New report on assessment of biodiversity measurement approaches for business and financial institutions

The report Assessment of biodiversity measurement approaches for businesses and financial institutions. Update 2  (Evaluación de enfoques de medición de la biodiversidad para empresas e instituciones financieras. Actualización 2) identifies common ground amongst biodiversity measurement approaches with the final objective to support businesses and FI in selecting an approach that best fits their specific business context

The Report is based on a thorough analysis of 12 biodiversity measurement approaches, technical workshops by the Aligning Biodiversity Measures for Business initiative and feedback from the discussions during the European Business and Nature Summit in Madrid on 7 and 8 November 2019.  The report Annexes are available here.

In light of the growing interest in natural capital accounting (NCA) and a clear demand for methodologies for including biodiversity into NCA, a wide range of initiatives have been launched to develop pragmatic biodiversity metrics for businesses and financial institutions. Faced with multiple approaches and based on requests from its members, the EU Business @ Biodiversity Platform (EU B@B Platform) started a critical and constructive assessment of a sample of biodiversity measurement approaches developed for or by businesses and FIs in 2018.

Report anexes are available here.

 

LIFE methodology, among the main metrics to measure impacts and dependencies

As detailed in the report, “five main metrics are used to quantitatively add impacts and dependencies: average species abundance (MSA), potentially missing fraction (PDF), risk of extinction, index added as the index of impact on biodiversity (used by LIFE Key to calculate the pressure of companies on biodiversity) and monetary value (for example, euros).

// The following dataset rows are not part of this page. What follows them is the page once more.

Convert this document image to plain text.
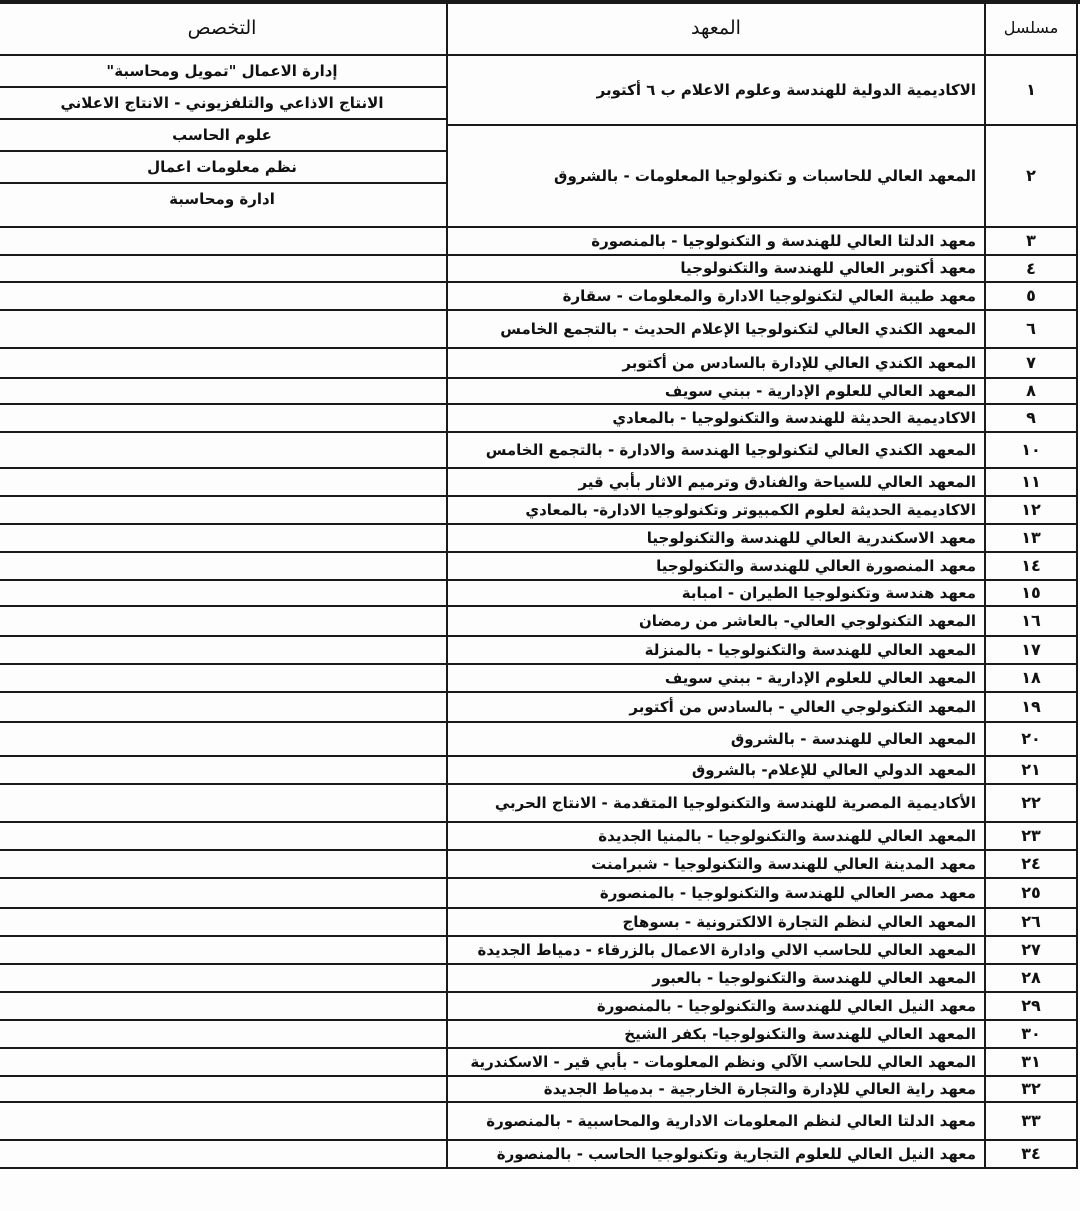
مسلسل	المعهد	التخصص
١	الاكاديمية الدولية للهندسة وعلوم الاعلام ب ٦ أكتوبر	إدارة الاعمال "تمويل ومحاسبة"
الانتاج الاذاعي والتلفزيوني - الانتاج الاعلاني
علوم الحاسب
نظم معلومات اعمال
ادارة ومحاسبة

٢	المعهد العالي للحاسبات و تكنولوجيا المعلومات - بالشروق	
٣	معهد الدلتا العالي للهندسة و التكنولوجيا - بالمنصورة	
٤	معهد أكتوبر العالي للهندسة والتكنولوجيا	
٥	معهد طيبة العالي لتكنولوجيا الادارة والمعلومات - سقارة	
٦	المعهد الكندي العالي لتكنولوجيا الإعلام الحديث - بالتجمع الخامس	
٧	المعهد الكندي العالي للإدارة بالسادس من أكتوبر	
٨	المعهد العالي للعلوم الإدارية - ببني سويف	
٩	الاكاديمية الحديثة للهندسة والتكنولوجيا - بالمعادي	
١٠	المعهد الكندي العالي لتكنولوجيا الهندسة والادارة - بالتجمع الخامس	
١١	المعهد العالي للسياحة والفنادق وترميم الاثار بأبي قير	
١٢	الاكاديمية الحديثة لعلوم الكمبيوتر وتكنولوجيا الادارة- بالمعادي	
١٣	معهد الاسكندرية العالي للهندسة والتكنولوجيا	
١٤	معهد المنصورة العالي للهندسة والتكنولوجيا	
١٥	معهد هندسة وتكنولوجيا الطيران - امبابة	
١٦	المعهد التكنولوجي العالي- بالعاشر من رمضان	
١٧	المعهد العالي للهندسة والتكنولوجيا - بالمنزلة	
١٨	المعهد العالي للعلوم الإدارية - ببني سويف	
١٩	المعهد التكنولوجي العالي - بالسادس من أكتوبر	
٢٠	المعهد العالي للهندسة - بالشروق	
٢١	المعهد الدولي العالي للإعلام- بالشروق	
٢٢	الأكاديمية المصرية للهندسة والتكنولوجيا المتقدمة - الانتاج الحربي	
٢٣	المعهد العالي للهندسة والتكنولوجيا - بالمنيا الجديدة	
٢٤	معهد المدينة العالي للهندسة والتكنولوجيا - شبرامنت	
٢٥	معهد مصر العالي للهندسة والتكنولوجيا - بالمنصورة	
٢٦	المعهد العالي لنظم التجارة الالكترونية - بسوهاج	
٢٧	المعهد العالي للحاسب الالي وادارة الاعمال بالزرقاء - دمياط الجديدة	
٢٨	المعهد العالي للهندسة والتكنولوجيا - بالعبور	
٢٩	معهد النيل العالي للهندسة والتكنولوجيا - بالمنصورة	
٣٠	المعهد العالي للهندسة والتكنولوجيا- بكفر الشيخ	
٣١	المعهد العالي للحاسب الآلي ونظم المعلومات - بأبي قير - الاسكندرية	
٣٢	معهد راية العالي للإدارة والتجارة الخارجية - بدمياط الجديدة	
٣٣	معهد الدلتا العالي لنظم المعلومات الادارية والمحاسبية - بالمنصورة	
٣٤	معهد النيل العالي للعلوم التجارية وتكنولوجيا الحاسب - بالمنصورة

A sixth option, used by some measurement approaches, is based on qualitative aggregations of evaluations.”

The biodiversity impact index (used by LIFE Key) calculates the pressure of companies on biodiversity, and is among the 12 global initiatives on biodiversity measurement approaches and outreach frameworks evaluated in the report.

LIFE Key is a management tool developed by the Institute LIFE of Brazil that helps organizations in the management, analysis and dissemination of environmental data. It allows the evaluation of implemented conservation actions and provides crucial detailed information for the decision-making process that affects the maintenance and improvement of biodiversity and other services provided by nature.

The LIFE Methodology helps organizations identify their impacts and design a strategic plan to reduce, mitigate and compensate them, including a specific approach to reduce impacts on the supply chain. By using the Biodiversity Impact Index (BII -Índice de Impacto a la Biodiversidad, IIB-), an organization calculates and evaluates its impact based on five environmental aspects taking into account the quantity and severity criteria.

Key outcomes

A key outcome of this year’s update of the assessment report is a classification of measurement approaches according to the type of business applications they can support. This will ultimately result in a decision tree allowing business users to select the most suitable biodiversity tools and metrics for their specific needs and management decisions they wish to inform (Section 3). Important steps forward towards convergence of approaches have been made in the fields of defining boundaries, baselines and reference states (Section 4), collecting data and identifying suitable metrics (Section 5) and finally reporting and disclosure (Section 6).

The 2019 report is a partnership with the Aligning Biodiversity Measures for Business initiative – led by the UN Environment Programme World Conservation Monitoring Centre (UNEP-WCMC) with support from the Boticario Group Foundation.

The Update 1 Report is available here.

So far, only measurement approaches have been assessed. In 2020 the Update 3 Report will for the first time include an assessment of case studies resulting from these biodiversity measurement approaches.